ClawCon LA

ClawCon in LA was a pleasant surprise! I only realized yesterday around 3 PM that it was happening, and I’m glad I caught it. It was inspiring to see the vibrant community that @msg and the team have put together in such a short time.

A few highlights:

  • here.now by Adam Ludwin. This is one of the first “agent-first” tools I started using months ago—a fast way for your agents to host a webpage. The most fun part about his presentation was that it reminded me very much of John Britton’s first-ever Twilio Live Demo at New York Tech Meetup (2010): get on stage, fire up a terminal window, prompt the crowd with a question and show off how your product solves it in minutes – live!
  • Friend Jonathan Wegener (of Timehop fame! disclosure: i’m one of the first investors) showed off how Claude led him to finding a radio device that could remotely read his electricity monitor.
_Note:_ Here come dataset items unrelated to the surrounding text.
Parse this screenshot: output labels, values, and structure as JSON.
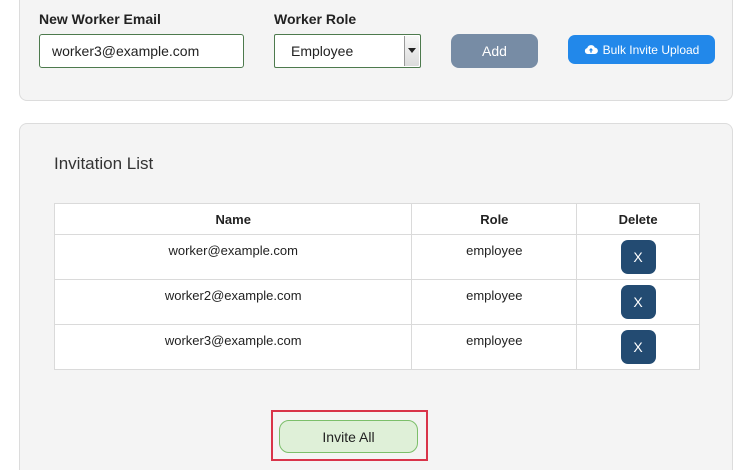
{
  "form": {
    "email_label": "New Worker Email",
    "email_value": "worker3@example.com",
    "role_label": "Worker Role",
    "role_value": "Employee",
    "add_label": "Add",
    "bulk_label": "Bulk Invite Upload",
    "bulk_icon": "cloud-upload-icon"
  },
  "invitations": {
    "title": "Invitation List",
    "columns": [
      "Name",
      "Role",
      "Delete"
    ],
    "rows": [
      {
        "name": "worker@example.com",
        "role": "employee",
        "delete_label": "X"
      },
      {
        "name": "worker2@example.com",
        "role": "employee",
        "delete_label": "X"
      },
      {
        "name": "worker3@example.com",
        "role": "employee",
        "delete_label": "X"
      }
    ],
    "invite_all_label": "Invite All"
  },
  "colors": {
    "add_button": "#778ca5",
    "bulk_button": "#2288ea",
    "delete_button": "#234b72",
    "invite_button_bg": "#dff0d8",
    "invite_button_border": "#7cbf6a",
    "highlight": "#d9344a"
  }
}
That reignited my interest in ADS-B – turns out some of these devices can also read and report back on those signals. (I’ve been meaning to spin up a quick hack around this so that I can quickly get alerted to helicopters and planes flying over my house).
  • seafloor.bot – A quick way to host an openclaw in the cloud (reminds me of exe.dev) – I mention it because it probably is a very easy way for a newbie (who doesn’t have much tech experience and who doesn’t want to spin up a Mac Mini) to start exploring an agent.
  • chaosmarkets.ai – A few people are wondering what arbitrage opportunities are there: what if I can feed an agent all sorts of data about a particular vertical, allow it to keep crawling while I’m asleep, and then derive insights/edges that I can use to invest? He’s building a cool platform where he can put together multiple agents – each with a focus on a particular data set and vertical. It was a very polished pitch and it made me wonder, if your regular hacker is doing these things in his house, imagine the stuff the teams on Wall Street are doing right now with all these new tools. Or, have they always had all this and us regular folks are just now tapping into it because we can fire up a team of agents and point them somewhere?

I ran into four or five friends, who each introduced me to a few more. It’s rare for me in LA to have five friends from different parts of the city all in one room (without our kids!). It was genuinely great to feel that kind of spontaneous, buzzing crowd energy again.

Great job to @msg, Wegener and team for pulling this one off.